Anfang April waren in dem Sultanat auf der südostasiatischen Insel Borneo härtere Strafgesetze in Kraft getreten. Während Männern bei gleichgeschlechtlichem Sex die Todesstrafe droht, müssen Frauen dafür mit einer Höchststrafe von 40 Stockhieben oder zehn Jahren Gefängnis rechnen. Als Grundlage wurde die Scharia angeführt, die die religiösen und rechtlichen Normen im Islam regelt.

International gab es viel Proteste gegen Verschärfung der Strafe, angeführt von Hollywood-Star George Clooney. Er rief dazu auf, Hotels zu boykottieren, die dem Sultan gehören, einem der reichsten Monarchen der Welt. Auch der Sänger Elton John meldete sich zu Wort.

Zuletzt hatte Sultan Bolkiah laut "Guardian" in einem Brief an das Europäische Parlament die Strafgesetze noch verteidigt. Demnach hieß es dem vierseitigen Schreiben, dass Verurteilungen selten erfolgen würden, da zwei Männer von "hohem moralischen Rang und Frömmigkeit" dafür als Zeugen nötig seien.

Der internationale Aufschrei sei auf ein Missverständnis zurückzuführen. Dass Ehebruch und Sodomie kriminalisiert würden, diene dazu, die Heiligkeit von Familie und Ehe zu schützen. Verurteilungen seien zudem verbunden "mit einem sehr hohen Beweisstandard", der "überhaupt keinen Zweifel" lasse.

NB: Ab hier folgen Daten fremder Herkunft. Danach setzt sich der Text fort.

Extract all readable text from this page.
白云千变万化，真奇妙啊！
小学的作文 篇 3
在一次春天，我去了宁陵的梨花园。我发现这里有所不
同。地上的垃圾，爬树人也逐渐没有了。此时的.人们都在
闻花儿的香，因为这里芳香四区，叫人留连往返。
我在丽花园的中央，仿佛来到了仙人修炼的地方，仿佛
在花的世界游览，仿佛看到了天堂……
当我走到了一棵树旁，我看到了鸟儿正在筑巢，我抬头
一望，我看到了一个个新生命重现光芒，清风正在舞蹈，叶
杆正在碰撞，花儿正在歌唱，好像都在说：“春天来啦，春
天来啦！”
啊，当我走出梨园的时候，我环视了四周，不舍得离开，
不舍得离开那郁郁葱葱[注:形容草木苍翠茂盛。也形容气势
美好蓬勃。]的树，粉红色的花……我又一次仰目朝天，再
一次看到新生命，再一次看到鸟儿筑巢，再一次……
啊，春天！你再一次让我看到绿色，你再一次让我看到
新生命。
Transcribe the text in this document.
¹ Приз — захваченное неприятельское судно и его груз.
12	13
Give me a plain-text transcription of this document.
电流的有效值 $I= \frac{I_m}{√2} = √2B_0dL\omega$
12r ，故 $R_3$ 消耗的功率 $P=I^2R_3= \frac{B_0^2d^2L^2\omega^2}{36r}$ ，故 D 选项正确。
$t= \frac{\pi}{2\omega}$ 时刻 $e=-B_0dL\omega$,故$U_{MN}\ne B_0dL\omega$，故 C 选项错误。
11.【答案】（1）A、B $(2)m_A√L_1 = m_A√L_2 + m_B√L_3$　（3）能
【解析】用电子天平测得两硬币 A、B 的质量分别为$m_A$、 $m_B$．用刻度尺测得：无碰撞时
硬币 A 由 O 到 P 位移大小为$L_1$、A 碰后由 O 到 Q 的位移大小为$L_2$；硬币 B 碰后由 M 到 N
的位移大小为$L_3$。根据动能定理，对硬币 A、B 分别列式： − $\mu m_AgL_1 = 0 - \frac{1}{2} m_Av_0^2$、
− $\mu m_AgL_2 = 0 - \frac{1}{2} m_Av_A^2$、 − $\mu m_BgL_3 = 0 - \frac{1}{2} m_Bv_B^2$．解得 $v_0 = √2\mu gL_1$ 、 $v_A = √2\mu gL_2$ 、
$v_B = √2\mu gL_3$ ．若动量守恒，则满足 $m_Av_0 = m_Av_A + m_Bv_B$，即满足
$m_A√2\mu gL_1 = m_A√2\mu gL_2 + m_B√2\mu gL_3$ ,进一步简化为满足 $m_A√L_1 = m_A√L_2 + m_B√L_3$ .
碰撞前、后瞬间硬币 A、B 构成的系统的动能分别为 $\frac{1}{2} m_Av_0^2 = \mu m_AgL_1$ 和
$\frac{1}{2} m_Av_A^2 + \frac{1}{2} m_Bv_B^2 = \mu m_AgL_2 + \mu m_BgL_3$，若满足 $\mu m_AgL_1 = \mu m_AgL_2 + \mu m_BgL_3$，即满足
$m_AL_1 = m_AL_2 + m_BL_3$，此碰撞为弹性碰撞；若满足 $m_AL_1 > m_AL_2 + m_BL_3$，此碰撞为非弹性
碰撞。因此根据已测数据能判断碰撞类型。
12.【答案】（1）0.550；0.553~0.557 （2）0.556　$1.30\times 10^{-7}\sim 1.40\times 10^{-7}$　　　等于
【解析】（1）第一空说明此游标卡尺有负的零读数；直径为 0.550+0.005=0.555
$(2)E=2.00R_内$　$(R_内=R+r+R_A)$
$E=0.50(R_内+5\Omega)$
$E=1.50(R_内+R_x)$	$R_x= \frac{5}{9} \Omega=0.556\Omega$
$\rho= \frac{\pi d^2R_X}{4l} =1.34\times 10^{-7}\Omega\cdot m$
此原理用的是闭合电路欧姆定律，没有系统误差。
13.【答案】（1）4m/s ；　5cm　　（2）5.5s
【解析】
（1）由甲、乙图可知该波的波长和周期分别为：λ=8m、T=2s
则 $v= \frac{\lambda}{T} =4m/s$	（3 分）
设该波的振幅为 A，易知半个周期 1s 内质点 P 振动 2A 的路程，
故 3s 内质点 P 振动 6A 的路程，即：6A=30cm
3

In dem Sultanat sind zwei Drittel der mehr als 420.000 Einwohner muslimischen Glaubens. Seit einiger Zeit sind dort konservative islamische Kräfte auf dem Vormarsch. Der autoritär regierende Sultan hatte 2014 damit begonnen, die Scharia einzuführen. Bereits zuvor war Homosexualität in dem Land illegal.